A gente pode considerar esta visão um pouco cínica. Mas é real. Os vestibulandos substituem os estudantes, neste período, e reativam a atividade comercial na cidade. Atraem milhares para Londrina, sendo que muitos deles vão acabar ficando por aqui, pelo menos nos próximos 3 ou 4 anos. Um bom exemplo dos tempos que correm: um fato cultural transformado em evento importante para o comércio.
Combustíveis
O fotógrafo Dorico da Silva deu uma de repórter pesquisador e informou: dois postos vendem o álcool mais barato, atualmente, em Londrina: um, na rua Maringá, o outro na Avenida Celso Garcia Cid, esquina com Duque de Caxias, ambos cobrando 47 centavos o litro. Quanto à gasolina, ele não concluiu a pesquisa (quanto o fizer a gente informa), mas disse que até agora só encontrou preços acima de 1 real.
Nesta nova era de concorrência, pesquisar preços não é só importante, é vital. Claro, no que diz respeito aos combustíveis, tem também a questão da qualidade. As autoridades inclusive já fecharam algumas bombas, por comprovação de adulteração no combustível. Isto porém não aconteceu nos postos que, conforme o informante, vendem o álcool mais barato, o que é uma garantia para o consumidor.
Nesta era em que se busca a estabilidade e quando se leva em conta, principalmente, o fato de que o salário do brasileiro não está subindo tanto quanto combustíveis e outros ítens, procurar o produto mais barato se converte quase em uma questão de sobrevivência.
Trânsito
Com o conhecimento de quem está em Londrina há mais de 50 anos, enfrentando por longos anos o trânsito conturbado da cidade (e de todo o Paraná) o antigo companheiro do jornal, Alexandre Rocha Filho, que a maioria chama de Mineiro, comentou taxativo: Nunca o trânsito esteve tão bem organizado em Londrina, como agora. Rocha Filho ponderou que acredita que isto se deve, principalmente, ao fato de o responsável pelo Ippul ser um engenheiro, o senhor Mário Stamm Júnior, que é também uma pessoa preocupada em encontrar soluções adequadas diante de problemas muito complicados.
De fato, não é fácil solucionar os problemas de Londrina. São ruas estreitas e um volume cada vez maior de veículos, devendo-se levar em conta, também, a falta de educação de boa parte dos que os conduzem. Para o Mineiro, em meio a tudo isto, o Ippul tem encontrado boas e inteligentes soluções, garantindo melhorias para o trânsito e oferecendo, no entender dele, a melhor situação já observada no setor há muitos anos.
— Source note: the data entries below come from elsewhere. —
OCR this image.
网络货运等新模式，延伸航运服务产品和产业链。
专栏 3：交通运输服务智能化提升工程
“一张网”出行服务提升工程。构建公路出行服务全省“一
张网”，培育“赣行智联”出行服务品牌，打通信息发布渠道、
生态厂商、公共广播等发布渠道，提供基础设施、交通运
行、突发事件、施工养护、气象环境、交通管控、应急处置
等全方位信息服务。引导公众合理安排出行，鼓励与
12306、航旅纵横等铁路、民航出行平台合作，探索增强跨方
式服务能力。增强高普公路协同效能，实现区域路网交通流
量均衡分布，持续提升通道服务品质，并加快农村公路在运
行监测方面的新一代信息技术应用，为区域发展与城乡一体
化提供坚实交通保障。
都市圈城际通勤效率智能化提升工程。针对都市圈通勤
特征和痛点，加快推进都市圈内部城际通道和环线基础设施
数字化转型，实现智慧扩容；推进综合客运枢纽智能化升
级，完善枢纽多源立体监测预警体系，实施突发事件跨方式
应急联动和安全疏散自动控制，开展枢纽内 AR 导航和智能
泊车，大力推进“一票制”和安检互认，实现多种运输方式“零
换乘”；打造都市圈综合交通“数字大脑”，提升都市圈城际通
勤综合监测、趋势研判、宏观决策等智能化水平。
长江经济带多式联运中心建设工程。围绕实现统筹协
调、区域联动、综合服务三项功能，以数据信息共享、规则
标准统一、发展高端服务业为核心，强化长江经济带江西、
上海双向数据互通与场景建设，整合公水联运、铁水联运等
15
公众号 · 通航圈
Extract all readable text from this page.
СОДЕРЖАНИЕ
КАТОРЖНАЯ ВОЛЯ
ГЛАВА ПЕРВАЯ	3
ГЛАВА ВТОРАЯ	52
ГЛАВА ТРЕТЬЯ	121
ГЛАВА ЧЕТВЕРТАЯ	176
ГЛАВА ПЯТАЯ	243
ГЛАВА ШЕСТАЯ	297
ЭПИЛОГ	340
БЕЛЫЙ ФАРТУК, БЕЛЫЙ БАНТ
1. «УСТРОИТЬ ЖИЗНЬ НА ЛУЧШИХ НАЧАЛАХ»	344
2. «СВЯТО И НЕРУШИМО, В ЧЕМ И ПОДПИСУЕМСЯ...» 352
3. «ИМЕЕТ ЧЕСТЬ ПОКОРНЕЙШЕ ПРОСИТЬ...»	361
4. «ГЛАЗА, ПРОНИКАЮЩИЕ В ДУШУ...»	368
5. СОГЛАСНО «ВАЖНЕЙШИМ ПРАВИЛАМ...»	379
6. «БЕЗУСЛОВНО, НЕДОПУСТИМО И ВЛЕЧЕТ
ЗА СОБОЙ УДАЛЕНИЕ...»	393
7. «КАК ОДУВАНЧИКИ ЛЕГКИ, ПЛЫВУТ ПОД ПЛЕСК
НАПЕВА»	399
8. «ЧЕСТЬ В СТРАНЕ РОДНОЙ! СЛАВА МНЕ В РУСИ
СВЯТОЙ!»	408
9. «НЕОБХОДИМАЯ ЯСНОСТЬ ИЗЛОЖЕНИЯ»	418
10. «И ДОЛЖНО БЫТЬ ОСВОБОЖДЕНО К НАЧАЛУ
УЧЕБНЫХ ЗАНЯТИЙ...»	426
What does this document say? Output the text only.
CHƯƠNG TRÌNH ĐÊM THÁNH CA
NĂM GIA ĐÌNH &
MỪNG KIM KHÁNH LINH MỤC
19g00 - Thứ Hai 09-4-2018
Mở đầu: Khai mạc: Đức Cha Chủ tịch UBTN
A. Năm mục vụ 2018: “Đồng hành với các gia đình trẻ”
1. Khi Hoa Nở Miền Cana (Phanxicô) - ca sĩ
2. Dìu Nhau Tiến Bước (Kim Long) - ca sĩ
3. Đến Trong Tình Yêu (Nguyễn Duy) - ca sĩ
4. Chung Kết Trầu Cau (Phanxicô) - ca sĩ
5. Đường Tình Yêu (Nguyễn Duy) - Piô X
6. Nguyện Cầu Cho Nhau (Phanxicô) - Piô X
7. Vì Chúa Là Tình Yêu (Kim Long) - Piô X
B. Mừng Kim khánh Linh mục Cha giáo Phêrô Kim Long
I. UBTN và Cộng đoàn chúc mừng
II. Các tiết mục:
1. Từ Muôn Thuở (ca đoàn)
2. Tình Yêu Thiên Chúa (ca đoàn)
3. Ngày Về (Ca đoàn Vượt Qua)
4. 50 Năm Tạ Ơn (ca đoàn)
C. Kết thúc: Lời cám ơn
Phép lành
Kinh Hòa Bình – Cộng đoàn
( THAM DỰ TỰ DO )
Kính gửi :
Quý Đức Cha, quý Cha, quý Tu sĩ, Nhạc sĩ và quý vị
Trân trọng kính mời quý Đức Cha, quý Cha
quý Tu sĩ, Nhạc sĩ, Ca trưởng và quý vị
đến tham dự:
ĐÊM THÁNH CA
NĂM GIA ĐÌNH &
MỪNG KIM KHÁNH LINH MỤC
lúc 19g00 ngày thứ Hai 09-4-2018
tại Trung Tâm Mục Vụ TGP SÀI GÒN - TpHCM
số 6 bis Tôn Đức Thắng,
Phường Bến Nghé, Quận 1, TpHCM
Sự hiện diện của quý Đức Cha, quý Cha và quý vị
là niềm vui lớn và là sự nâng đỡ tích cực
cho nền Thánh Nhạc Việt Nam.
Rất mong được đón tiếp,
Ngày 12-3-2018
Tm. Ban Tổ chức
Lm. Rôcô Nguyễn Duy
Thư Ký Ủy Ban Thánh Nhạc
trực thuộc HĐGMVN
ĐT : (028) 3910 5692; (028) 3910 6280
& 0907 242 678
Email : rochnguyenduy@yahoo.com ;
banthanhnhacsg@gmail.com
O que falta é que os motoristas acompanhem isto.
Aumenta presença da Internet
Mais de 40% das famílias americanas possuíam um computador e 25% estavam ligados à Internet ao final de 1998, mas as disparidades entre alguns grupos demográficos e as regiões persistiam e em vários casos aumentaram, segundo um estudo do Departamento de Comércio. No final do ano passado, 94,1% das famílias tinham telefone.
Ao mesmo tempo em que nos anima o imenso crescimento de acesso dos americanos às tecnologias da informação, as disparidades crescentes entre alguns grupos e regiões são alarmantes, informou William Daley, secretário do Comércio. Entre 1997 e 1998, a diferença entre os americanos que têm o mais alto nível de educação e aqueles com o mais baixo nível cresceu 25% para o acesso às tecnologias da informação. Esta diferença aumentou 29%, segundo o critério do dinheiro, isto é, entre os que ganham mais dinheiro e os que ganham menos.
A população branca tem mais acesso à Internet em suas casas que os negros e os latinos a partir de outros lugares. As diferenças entre as famílias negras e latinas em relação às de origem asiática ou da região pacífica, mais favorecidas, também são importantes, segundo o Departamento do Comércio. Por último, as regiões rurais têm menos chance de estar ligadas à rede que as zonas urbanas, seja qual for o nível de renda.